Brexit expected to increase supply chain complexity
03 / 05 / 2018
The UK’s withdrawal from the European Union is likely to increase supply chain complexity, according to speakers at the Multimodal exhibition and conference.
During a session on Brexit, Peter MacSwiney, chairman of Agency Sector Management (ASM) and co-chair of the Joint Customs Consultative Committee (JCCC) Brexit sub group said that politicians hoped that technology would be able to offset any new supply chain complexity caused by the exit from the EU.
However, he was sceptical: “We are unpicking everything that has been established over the last 40 years,” he said.
“There are very complex supply chains that cross the borders many times so there is a huge gulf between the political aspirations and the issues on the ground.”
The issue is further complicated as the UK is in the process, planned long before Brexit, of replacing CHIEF, its existing Customs entry system.
“There is just no way we can put in place by March next year any practical measures to do anything different to what we do now,” said MacSwiney.
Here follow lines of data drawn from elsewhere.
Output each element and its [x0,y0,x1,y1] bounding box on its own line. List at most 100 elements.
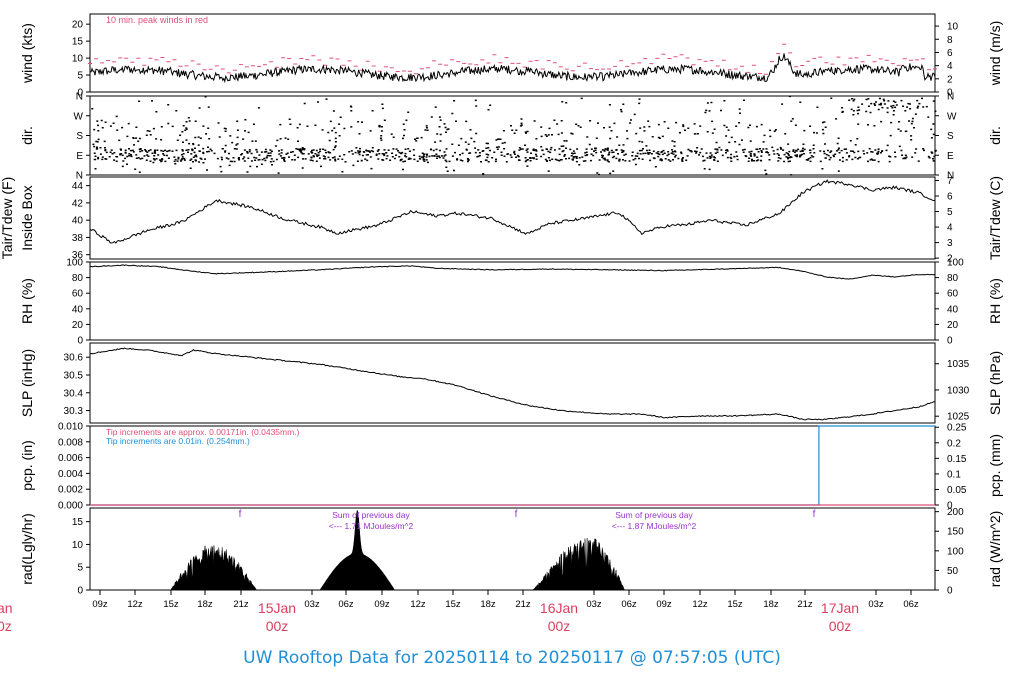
panel-frame-temp [89,176,936,260]
rad-marker-f: f [813,509,816,520]
rad-annotation-2-line2: <--- 1.87 MJoules/m^2 [612,521,697,531]
x-day-label-cut-date: an [0,600,13,616]
rad-right-tick-label: 150 [947,527,964,538]
x-tick-label: 15z [445,599,461,610]
wind-right-tick-label: 6 [947,48,953,59]
pcp-ylabel-right: pcp. (mm) [987,434,1003,497]
pcp-right-tick-label: 0.15 [947,454,967,465]
temp-left-tick-label: 42 [72,198,84,209]
rh-right-tick-label: 100 [947,258,964,269]
wind-right-tick-label: 10 [947,22,959,33]
x-tick-label: 03z [304,599,320,610]
pcp-left-tick-label: 0.000 [58,501,83,512]
slp-left-tick-label: 30.5 [64,371,84,382]
temp-left-tick-label: 44 [72,181,84,192]
x-tick-label: 09z [374,599,390,610]
dir-right-tick-label: S [947,131,954,142]
dir-left-tick-label: N [76,92,83,103]
x-tick-label: 09z [656,599,672,610]
dir-right-tick-label: E [947,151,954,162]
wind-right-tick-label: 4 [947,61,953,72]
temp-right-tick-label: 4 [947,223,953,234]
rad-right-tick-label: 50 [947,566,959,577]
rh-left-tick-label: 20 [72,320,84,331]
rh-left-tick-label: 40 [72,304,84,315]
rh-left-tick-label: 60 [72,289,84,300]
slp-left-tick-label: 30.6 [64,353,84,364]
pcp-right-tick-label: 0.05 [947,485,967,496]
wind-annotation: 10 min. peak winds in red [106,15,208,25]
temp-right-tick-label: 2 [947,254,953,265]
x-tick-label: 12z [692,599,708,610]
x-tick-label: 18z [480,599,496,610]
rad-marker-f: f [239,509,242,520]
slp-ylabel-left: SLP (inHg) [19,349,35,417]
dir-ylabel-left: dir. [19,126,35,145]
dir-left-tick-label: N [76,171,83,182]
dir-left-tick-label: E [76,151,83,162]
wind-right-tick-label: 2 [947,74,953,85]
rad-ylabel-left: rad(Lgly/hr) [19,513,35,585]
x-tick-label: 21z [515,599,531,610]
temp-ylabel-left: Inside Box [19,185,35,250]
dir-left-tick-label: S [76,131,83,142]
panel-frame-dir [89,95,936,176]
x-day-label-date: 15Jan [258,600,296,616]
wind-left-tick-label: 5 [77,71,83,82]
pcp-annotation-approx: Tip increments are approx. 0.00171in. (0… [106,427,300,437]
dir-right-tick-label: W [947,111,957,122]
pcp-left-tick-label: 0.006 [58,453,83,464]
pcp-left-tick-label: 0.004 [58,469,83,480]
temp-right-tick-label: 7 [947,176,953,187]
x-day-label-date: 17Jan [821,600,859,616]
rh-ylabel-left: RH (%) [19,278,35,324]
slp-right-tick-label: 1030 [947,385,970,396]
x-day-label-cut-time: 0z [0,618,12,634]
rh-series [89,264,936,280]
rad-left-tick-label: 15 [72,517,84,528]
panel-frame-wind [89,13,936,93]
dir-left-tick-label: W [74,111,84,122]
rad-left-tick-label: 5 [77,563,83,574]
x-tick-label: 03z [586,599,602,610]
rad-left-tick-label: 0 [77,586,83,597]
x-day-label-time: 00z [829,618,852,634]
x-tick-label: 12z [410,599,426,610]
temp-ylabel-right: Tair/Tdew (C) [987,176,1003,260]
rad-right-tick-label: 100 [947,546,964,557]
wind-right-tick-label: 8 [947,35,953,46]
slp-ylabel-right: SLP (hPa) [987,351,1003,415]
rh-right-tick-label: 20 [947,320,959,331]
x-day-label-time: 00z [548,618,571,634]
temp-right-tick-label: 3 [947,238,953,249]
rh-left-tick-label: 100 [66,258,83,269]
x-tick-label: 21z [797,599,813,610]
pcp-left-tick-label: 0.010 [58,422,83,433]
rh-left-tick-label: 0 [77,336,83,347]
panel-frame-slp [89,342,936,424]
rh-left-tick-label: 80 [72,273,84,284]
x-tick-label: 15z [727,599,743,610]
rh-right-tick-label: 60 [947,289,959,300]
x-day-label-time: 00z [266,618,289,634]
rad-ylabel-right: rad (W/m^2) [987,511,1003,588]
rad-right-tick-label: 200 [947,507,964,518]
pcp-annotation-tip: Tip increments are 0.01in. (0.254mm.) [106,436,250,446]
rad-annotation-1-line2: <--- 1.71 MJoules/m^2 [329,521,414,531]
pcp-right-tick-label: 0.1 [947,469,961,480]
x-tick-label: 21z [233,599,249,610]
slp-right-tick-label: 1025 [947,412,970,423]
dir-scatter-series [91,95,937,176]
slp-right-tick-label: 1035 [947,359,970,370]
x-tick-label: 09z [92,599,108,610]
rh-ylabel-right: RH (%) [987,278,1003,324]
slp-left-tick-label: 30.4 [64,388,84,399]
rh-right-tick-label: 40 [947,304,959,315]
wind-right-tick-label: 0 [947,88,953,99]
panel-frame-rh [89,261,936,341]
x-tick-label: 06z [903,599,919,610]
rh-right-tick-label: 0 [947,336,953,347]
temp-left-tick-label: 36 [72,250,84,261]
temp-ylabel-left: Tair/Tdew (F) [0,177,15,259]
temp-right-tick-label: 5 [947,207,953,218]
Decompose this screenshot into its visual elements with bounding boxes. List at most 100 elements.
Freight forwarder group BIFA’s director general Robert keen added: "We haven’t got a lot more to tell you than we could during this session last year, but all the indications are that whatever is decided, it will increase bureaucracy and red tape."
Even the expansion of trusted trader schemes such as Authorised Economic Operator (AEO) do not mean that shippers will not need to make Customs declarations, explained Robert Windsor, Policy and Compliance Manager and Executive Director for BIFA.
The speakers all agreed that some sort of special arrangement between Ireland and Northern Ireland was not realistic as whatever was agreed for the Irish border would need to be approved by all EU States.